最近、海外では「グレートローテーション(大転換、大循環)」という言葉が使われ始め、「世界の資金は債券から株式へ大きく移動し始めている」と考えられているようだ。つまり、現在の「世界的な株高」を説明する理由として、ようやく「世界の資金」がどれだけ存在し、また、「どの資産がこれから値上がりするのか?」を考え始めたようだ。この時の注意点として、「過去100年間に、どのような方法で、どれほどの信用創造が行われたのか?」を考える必要性がある。

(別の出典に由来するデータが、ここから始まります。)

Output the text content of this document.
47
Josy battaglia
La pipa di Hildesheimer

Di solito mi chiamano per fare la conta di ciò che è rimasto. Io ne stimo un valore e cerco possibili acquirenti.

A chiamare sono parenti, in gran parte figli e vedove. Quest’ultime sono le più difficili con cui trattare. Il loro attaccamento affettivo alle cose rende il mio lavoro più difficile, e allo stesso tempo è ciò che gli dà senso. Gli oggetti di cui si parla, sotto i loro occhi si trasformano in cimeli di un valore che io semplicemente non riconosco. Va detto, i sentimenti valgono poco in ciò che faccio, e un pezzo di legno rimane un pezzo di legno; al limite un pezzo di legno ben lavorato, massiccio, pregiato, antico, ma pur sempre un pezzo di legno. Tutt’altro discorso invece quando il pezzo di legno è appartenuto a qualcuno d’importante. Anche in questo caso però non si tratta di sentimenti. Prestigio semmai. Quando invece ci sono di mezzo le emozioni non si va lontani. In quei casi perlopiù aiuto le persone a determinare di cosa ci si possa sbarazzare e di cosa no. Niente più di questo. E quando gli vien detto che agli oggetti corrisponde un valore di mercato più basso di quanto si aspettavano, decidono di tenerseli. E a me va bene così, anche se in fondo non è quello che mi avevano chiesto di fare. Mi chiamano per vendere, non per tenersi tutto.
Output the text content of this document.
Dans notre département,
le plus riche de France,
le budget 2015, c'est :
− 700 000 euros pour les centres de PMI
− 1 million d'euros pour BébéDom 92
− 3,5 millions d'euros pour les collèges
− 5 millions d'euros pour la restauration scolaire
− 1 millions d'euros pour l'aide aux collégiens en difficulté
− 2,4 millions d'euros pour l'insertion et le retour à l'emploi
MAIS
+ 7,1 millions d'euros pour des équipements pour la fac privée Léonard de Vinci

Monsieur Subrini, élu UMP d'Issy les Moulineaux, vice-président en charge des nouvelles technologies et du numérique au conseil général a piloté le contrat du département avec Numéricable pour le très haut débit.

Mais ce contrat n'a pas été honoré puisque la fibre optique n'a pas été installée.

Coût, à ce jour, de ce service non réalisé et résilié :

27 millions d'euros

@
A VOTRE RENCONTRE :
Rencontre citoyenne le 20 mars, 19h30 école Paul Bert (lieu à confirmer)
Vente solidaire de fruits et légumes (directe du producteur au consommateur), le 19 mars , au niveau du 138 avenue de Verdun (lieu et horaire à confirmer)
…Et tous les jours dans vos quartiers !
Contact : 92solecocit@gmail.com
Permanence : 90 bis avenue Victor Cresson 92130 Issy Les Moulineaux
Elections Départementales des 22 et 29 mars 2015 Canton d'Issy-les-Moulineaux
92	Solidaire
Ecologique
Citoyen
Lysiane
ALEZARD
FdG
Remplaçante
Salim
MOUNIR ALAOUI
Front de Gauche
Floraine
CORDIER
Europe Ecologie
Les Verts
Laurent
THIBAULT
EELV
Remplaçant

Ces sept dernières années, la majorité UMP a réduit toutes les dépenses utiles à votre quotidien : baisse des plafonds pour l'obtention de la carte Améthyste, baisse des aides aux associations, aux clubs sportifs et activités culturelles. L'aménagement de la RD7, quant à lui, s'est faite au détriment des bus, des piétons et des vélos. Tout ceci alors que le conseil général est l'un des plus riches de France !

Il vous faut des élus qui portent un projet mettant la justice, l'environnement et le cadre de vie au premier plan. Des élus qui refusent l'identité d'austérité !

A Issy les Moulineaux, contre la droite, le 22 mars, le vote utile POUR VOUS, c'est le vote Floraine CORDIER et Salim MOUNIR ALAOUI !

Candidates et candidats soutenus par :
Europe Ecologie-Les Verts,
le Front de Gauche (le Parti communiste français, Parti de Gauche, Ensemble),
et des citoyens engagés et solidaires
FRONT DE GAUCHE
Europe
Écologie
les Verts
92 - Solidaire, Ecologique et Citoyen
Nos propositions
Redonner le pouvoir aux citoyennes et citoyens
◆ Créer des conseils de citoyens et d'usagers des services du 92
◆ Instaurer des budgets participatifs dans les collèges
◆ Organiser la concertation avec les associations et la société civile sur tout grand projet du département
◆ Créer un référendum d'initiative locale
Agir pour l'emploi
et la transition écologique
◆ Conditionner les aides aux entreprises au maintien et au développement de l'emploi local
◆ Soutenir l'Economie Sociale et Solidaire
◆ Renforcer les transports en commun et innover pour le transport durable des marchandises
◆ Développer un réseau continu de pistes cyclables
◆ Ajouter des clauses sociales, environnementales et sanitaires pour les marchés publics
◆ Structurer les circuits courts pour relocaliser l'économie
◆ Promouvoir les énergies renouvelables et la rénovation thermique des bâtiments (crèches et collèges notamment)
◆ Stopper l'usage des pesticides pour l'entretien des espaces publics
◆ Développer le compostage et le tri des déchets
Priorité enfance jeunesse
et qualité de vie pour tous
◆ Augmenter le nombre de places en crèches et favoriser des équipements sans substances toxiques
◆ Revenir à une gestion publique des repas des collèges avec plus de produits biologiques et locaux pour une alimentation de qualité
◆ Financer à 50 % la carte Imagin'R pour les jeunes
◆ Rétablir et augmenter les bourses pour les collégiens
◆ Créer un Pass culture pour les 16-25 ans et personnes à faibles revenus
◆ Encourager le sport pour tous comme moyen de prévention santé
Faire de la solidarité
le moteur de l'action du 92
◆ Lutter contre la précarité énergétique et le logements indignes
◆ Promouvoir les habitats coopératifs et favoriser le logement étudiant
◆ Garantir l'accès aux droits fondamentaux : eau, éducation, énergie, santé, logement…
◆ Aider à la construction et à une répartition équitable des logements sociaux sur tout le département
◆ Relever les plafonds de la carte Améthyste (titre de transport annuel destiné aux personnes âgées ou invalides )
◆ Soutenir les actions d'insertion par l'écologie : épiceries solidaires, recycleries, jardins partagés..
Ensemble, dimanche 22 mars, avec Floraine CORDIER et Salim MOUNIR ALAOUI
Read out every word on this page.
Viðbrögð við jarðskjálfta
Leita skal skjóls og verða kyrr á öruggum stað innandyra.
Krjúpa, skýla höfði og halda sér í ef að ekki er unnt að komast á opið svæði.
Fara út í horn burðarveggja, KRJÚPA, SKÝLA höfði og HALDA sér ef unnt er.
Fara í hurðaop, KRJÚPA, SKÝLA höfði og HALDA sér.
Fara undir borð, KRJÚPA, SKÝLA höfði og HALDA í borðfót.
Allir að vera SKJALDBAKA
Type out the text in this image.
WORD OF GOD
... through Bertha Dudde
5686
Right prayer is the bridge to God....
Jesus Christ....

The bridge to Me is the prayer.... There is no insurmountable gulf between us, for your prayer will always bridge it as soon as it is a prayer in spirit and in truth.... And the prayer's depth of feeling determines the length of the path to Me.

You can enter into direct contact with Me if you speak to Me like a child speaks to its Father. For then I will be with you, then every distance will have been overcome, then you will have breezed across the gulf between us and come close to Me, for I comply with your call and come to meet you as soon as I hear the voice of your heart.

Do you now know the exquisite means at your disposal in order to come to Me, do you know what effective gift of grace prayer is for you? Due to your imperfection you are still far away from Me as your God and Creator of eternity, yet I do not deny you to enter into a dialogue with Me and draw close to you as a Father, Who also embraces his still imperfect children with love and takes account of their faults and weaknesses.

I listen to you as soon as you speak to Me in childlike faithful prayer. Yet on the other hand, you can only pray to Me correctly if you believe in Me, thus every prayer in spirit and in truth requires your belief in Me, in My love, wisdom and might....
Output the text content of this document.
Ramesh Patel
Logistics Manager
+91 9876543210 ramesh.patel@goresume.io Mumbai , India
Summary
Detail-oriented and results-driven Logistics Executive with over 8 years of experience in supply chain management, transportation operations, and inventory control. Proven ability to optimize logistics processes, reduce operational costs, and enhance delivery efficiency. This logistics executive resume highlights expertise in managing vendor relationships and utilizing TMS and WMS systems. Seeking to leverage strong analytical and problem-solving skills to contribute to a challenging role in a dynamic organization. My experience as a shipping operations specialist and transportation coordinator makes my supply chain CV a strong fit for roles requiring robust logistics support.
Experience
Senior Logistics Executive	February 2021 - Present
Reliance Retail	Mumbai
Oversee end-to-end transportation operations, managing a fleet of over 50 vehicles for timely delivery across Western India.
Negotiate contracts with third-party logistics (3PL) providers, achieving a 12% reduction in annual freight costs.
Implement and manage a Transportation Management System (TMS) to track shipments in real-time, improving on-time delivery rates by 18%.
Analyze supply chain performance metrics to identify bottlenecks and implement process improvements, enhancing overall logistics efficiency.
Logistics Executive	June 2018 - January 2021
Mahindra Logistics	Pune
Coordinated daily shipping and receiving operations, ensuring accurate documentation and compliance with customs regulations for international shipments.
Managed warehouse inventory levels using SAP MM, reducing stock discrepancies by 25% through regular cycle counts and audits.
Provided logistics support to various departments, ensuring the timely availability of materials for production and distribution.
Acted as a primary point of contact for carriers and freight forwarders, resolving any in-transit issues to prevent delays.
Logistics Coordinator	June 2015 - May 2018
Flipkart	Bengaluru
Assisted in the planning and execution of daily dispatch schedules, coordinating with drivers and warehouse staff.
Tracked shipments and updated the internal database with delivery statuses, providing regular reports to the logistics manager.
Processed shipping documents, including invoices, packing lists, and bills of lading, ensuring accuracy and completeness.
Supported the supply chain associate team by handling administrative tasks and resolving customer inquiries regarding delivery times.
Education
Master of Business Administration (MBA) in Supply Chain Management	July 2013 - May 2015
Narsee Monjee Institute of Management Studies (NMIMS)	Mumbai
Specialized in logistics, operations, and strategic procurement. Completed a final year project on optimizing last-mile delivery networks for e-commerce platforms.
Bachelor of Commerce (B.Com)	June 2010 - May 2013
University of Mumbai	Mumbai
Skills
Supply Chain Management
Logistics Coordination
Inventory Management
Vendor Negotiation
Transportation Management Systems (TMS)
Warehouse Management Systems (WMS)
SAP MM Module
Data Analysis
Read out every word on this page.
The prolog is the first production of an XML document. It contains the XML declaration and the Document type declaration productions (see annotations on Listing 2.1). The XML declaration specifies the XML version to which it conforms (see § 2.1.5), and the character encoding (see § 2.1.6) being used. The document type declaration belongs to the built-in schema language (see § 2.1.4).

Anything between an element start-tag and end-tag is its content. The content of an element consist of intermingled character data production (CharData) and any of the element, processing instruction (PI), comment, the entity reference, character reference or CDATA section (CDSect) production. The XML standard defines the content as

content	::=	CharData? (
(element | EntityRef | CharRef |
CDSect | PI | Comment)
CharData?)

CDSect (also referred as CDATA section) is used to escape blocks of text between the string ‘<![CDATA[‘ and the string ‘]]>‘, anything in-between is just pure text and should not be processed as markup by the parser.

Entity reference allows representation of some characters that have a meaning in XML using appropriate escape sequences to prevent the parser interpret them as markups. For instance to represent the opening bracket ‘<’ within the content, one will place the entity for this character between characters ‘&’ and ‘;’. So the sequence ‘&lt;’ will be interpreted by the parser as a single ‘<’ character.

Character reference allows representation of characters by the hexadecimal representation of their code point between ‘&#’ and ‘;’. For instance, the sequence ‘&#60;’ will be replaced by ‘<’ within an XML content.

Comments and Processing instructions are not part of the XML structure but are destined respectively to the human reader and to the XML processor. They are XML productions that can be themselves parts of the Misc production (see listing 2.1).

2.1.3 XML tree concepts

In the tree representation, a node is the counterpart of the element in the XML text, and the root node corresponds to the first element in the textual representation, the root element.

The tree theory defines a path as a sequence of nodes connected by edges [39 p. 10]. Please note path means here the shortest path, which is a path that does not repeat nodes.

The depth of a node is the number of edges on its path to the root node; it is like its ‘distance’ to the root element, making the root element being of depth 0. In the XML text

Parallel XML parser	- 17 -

あるいは、「なぜ、現在、先進国で超低金利の状態になっているのか?」、また、「なぜ、日米欧の国債価格が史上最高値圏に位置するのか?」という点に対して、歴史的な考察をしない限り「現状認識」ができないばかりでなく、「今後の予想」も難しくなる。別の言葉では、「財政破綻に瀕している先進国にとって、なぜ、ゼロ金利政策が可能だったのか?」という点を考慮することだが、この理由としては、今までに繰り返して申し上げた通りに、先進国が連携して「国債の買い支え」、あるいは、「国債の持ち合い」が行われていたことが指摘できるようだ。

特に、過去10年ほどでは、「2004年から08年」までの期間に「約5京円ものデリバティブの大膨張」が起き、その後、「09年から13年」までは「中央銀行がバランスシートを大膨張させて、国債を買い付ける」という、いわゆる「リフレーション政策」が実行されてきたのである。しかも、この間に「日本国債」を中心にして「国債を買い、円高にし、かつ、株式や金を売り叩く」という「プログラム売買」が大量に行われてきたのだが、現在では「スカイネットの崩壊」という言葉の通りに、「プログラム売買の巻き戻し」が起き始めた状態とも言えるのである。

そのため、これから想定されることとしては、本当の意味での「グレートローテーション」だと思われるが、具体的には、「フィアットマネー(政府の発行する法定不換紙幣)」を基本にした「現在の金融商品」から、「貴金属」や「株式」、あるいは「土地」などへの「実物資産」へと、資金が大量に移動を始めるということである。

これはいわゆる典型的な「ギャロッピング・インフレ」のことだが、この時に起きることは「実物資産の価格急騰」であり、また、「国債価格の暴落」でもあるようだ。つまり、現在、最も割高に位置し、最も危機的な状況にある「日本国債」の価格が暴落を始めた時に、金融混乱の本質がすべて理解されるものと考えている。

実物資産の代表である金(ゴールド)は、いまだにアメリカでの売りたたきが続いているが、この水準は絶好の買いの機会だと考えている。